Vivek Sarkar Receives 2020 ACM/IEEE CS Ken Kennedy Award
The Association for Computing Machinery (ACM) and IEEE Computer Society (IEEE CS) co-sponsor the Kennedy Award, which was established in 2009 to recognize substantial contributions to programmability and productivity in computing and significant community service or mentoring contributions. It was named for the late Ken Kennedy, founder of Rice University’s computer science program and a world expert on high-performance computing.
Join us in congratulating Vivek Sarkar of Georgia Institute of Technology, 2020 ACM/IEEE CS Ken Kennedy Award winner.
Sarkar is recognized for “foundational technical contributions to the area of programmability and productivity in parallel computing, as well as leadership contributions to professional service, mentoring, and teaching.”
An IEEE Fellow and ACM Fellow, Sarkar is Chair of the School of Computer Science and the Stephen Fleming Chair in the College of Computing at Georgia Institute of Technology. Sarkar started his career in IBM Research in 1987 after obtaining his Ph.D. from Stanford University, which was supervised by John Hennessy. His research projects at IBM include the PTRAN automatic parallelization system led by Fran Allen, the ASTI optimizer for IBM’s XL Fortran product compilers, the open-source Jikes Research Virtual Machine for the Java language, and the X10 programming language developed in the DARPA HPCS program. He was a member of the IBM Academy of Technology during 1995-2007.
After moving to academia, Sarkar has mentored over 30 Ph.D. students and postdoctoral researchers in the Habanero Extreme Scale Software Research Laboratory, first at Rice University since 2007, and now at Georgia Tech since 2017. While at Rice, Sarkar was the E.D. Butcher Chair in Engineering and served as Chair of the Department of Computer Science. Researchers in his lab have developed the Habanero-C/C++ and Habanero-Java programming systems for parallel, heterogeneous, and distributed platforms. These systems introduced new constructs for homogeneous and heterogeneous intra-node parallelism, as well as their integration with scalable inter-node communication libraries.
Sarkar has made foundational technical contributions to programmability and productivity in parallel computing, and has developed innovative programming-model, compiler, and runtime technologies for parallel computing that have influenced other researchers, as well as industry products and standards.
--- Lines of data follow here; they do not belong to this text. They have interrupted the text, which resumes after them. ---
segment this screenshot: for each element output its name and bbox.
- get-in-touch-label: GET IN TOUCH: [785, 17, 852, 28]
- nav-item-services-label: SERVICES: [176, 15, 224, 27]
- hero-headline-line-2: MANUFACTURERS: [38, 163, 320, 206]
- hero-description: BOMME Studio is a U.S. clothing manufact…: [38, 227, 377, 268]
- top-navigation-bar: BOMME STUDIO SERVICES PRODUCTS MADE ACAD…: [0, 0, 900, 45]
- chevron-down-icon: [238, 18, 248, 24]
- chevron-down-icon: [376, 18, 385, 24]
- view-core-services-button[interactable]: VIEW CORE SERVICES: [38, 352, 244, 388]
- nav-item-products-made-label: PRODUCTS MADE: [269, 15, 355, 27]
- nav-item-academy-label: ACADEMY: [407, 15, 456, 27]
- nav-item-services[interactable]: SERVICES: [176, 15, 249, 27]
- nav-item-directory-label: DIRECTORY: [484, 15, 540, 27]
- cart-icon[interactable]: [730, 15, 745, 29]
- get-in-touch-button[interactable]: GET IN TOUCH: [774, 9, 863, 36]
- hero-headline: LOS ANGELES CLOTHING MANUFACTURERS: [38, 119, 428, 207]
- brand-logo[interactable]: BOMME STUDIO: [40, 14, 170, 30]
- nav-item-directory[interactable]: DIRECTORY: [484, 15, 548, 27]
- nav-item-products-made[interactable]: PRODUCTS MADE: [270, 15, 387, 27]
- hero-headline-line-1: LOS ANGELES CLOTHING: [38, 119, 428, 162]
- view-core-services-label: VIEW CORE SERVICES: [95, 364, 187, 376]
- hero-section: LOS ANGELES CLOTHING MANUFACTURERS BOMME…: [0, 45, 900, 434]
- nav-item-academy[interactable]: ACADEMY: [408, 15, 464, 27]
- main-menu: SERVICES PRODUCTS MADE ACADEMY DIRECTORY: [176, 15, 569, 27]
Sarkar has led open source software projects that have had significant impact on the research community; he has created new pedagogic materials to make parallel programming more accessible to undergraduate students and the Coursera learner community, and has mentored junior colleagues at IBM and several PhD students after moving to academia. He has also demonstrated leadership in community service by serving as program chair and general chair for major conferences in his research area, serving on US Department of Energy’s Advanced Scientific Computing Advisory Committee (ASCAC) advisory committee since 2009, and on the Computing Research Association (CRA) Board of Directors since 2015.